Wednesday, December 28, 2011

Unemployment 'set to rise in 2012'

? CIPD predicts jobless total will reach highest since 1994
? Unemployment expected to peak at 2.9 million in 2013

Unemployment will increase to 2.85 million in 2012, while the number of people in work will fall by 120,000 as jobs continue to be lost in the public sector, a report predicts.

The Chartered Institute of Personnel and Development (CIPD) forecast that the jobless total will reach its highest since 1994, adding that it will peak at 2.9 million in the first half of 2013.

Long-term unemployment ? those out of work for over a year ? and the youth jobless total, are expected to stay just under a million, thanks to government measures targeting the two groups, said the report.

The group predicted a "mild" jobs recession, with a continuation of "severe" pay restraint and pauses in productivity, features which have characterised the economy since the end of the recession in 2009.

CIPD said if its unemployment predictions are true for 2012, it will be the first time the jobless total will have been at 2.85 million and rising since 1991.

It also believed that unemployment will not fall below 2.5 million before the middle of the decade because of slow economic growth.

Dr John Philpott, chief economic adviser at the CIPD, said: "As long as there is a relatively benign outcome to the eurozone crisis we expect the 2012 jobs recession to be milder than that suffered in 2008-9. But unemployment in the coming year will be rising from a much higher starting point, so the UK jobs market in 2012 will be weaker than at any time since the recession of the early 1990s.

"The combination of worsening job shortages for people without work, mounting job insecurity and a further fall in real earnings for those in work may test the resilience and resolve of the UK workforce far more than it did in the recession of 2008-9, and foster a tetchy passive-aggressive mood in many workplaces that could prove very hard to manage.

"At some point private sector businesses will need to raise labour productivity back to more normal levels. If, as we currently forecast, the productivity pause isn't brought to an end by a much higher rate of redundancies in 2012, employers will inevitably be slow to recruit staff when the economy eventually picks up.

"The flipside of a mild jobs recession in 2012 is a mild jobs recovery in subsequent years and a correspondingly longer wait until unemployment starts to fall."

The latest official unemployment figures showed that 2.64 million people were out of work, with 1.6 million claiming jobseeker's allowance.

Ian Austin, shadow work and pensions minister, said: "As we go into 2012 it is crystal clear that this government is failing to get people off benefits and into work.

"With unemployment continuing to rise, the benefits bill is going up too - and that's making the deficit harder to bring down.

"This government urgently needs a plan for jobs and growth like Labour's five-point plan to get Britain back to work."

A Department for Work and Pensions spokeswoman said: "There has obviously been an unwelcome increase in unemployment since the summer but the latest unemployment figures show some signs that the labour market is stabilising.

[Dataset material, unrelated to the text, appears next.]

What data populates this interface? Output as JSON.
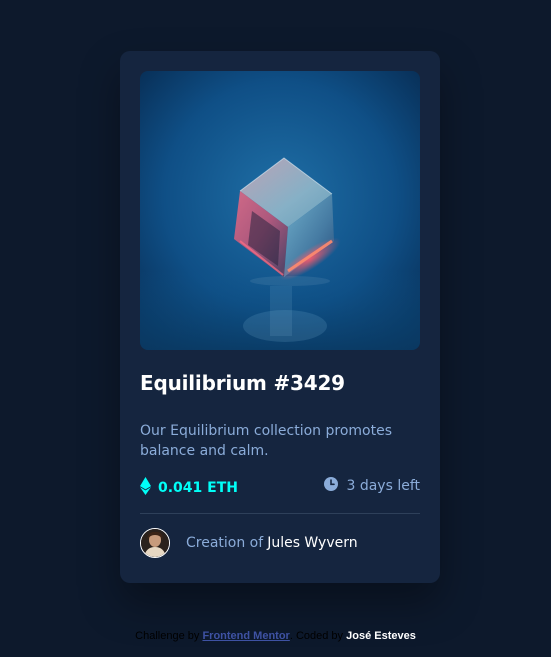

"The number of people in employment is higher than last month's published figure and the number of unemployed people is steadying.

"Encouragingly this is also the case for young people not in education.

"The increase in those claiming Jobseeker's Allowance has slowed and our welfare reforms are having a positive impact with overall benefit claimant numbers falling by around 40,000 in the last 18 months."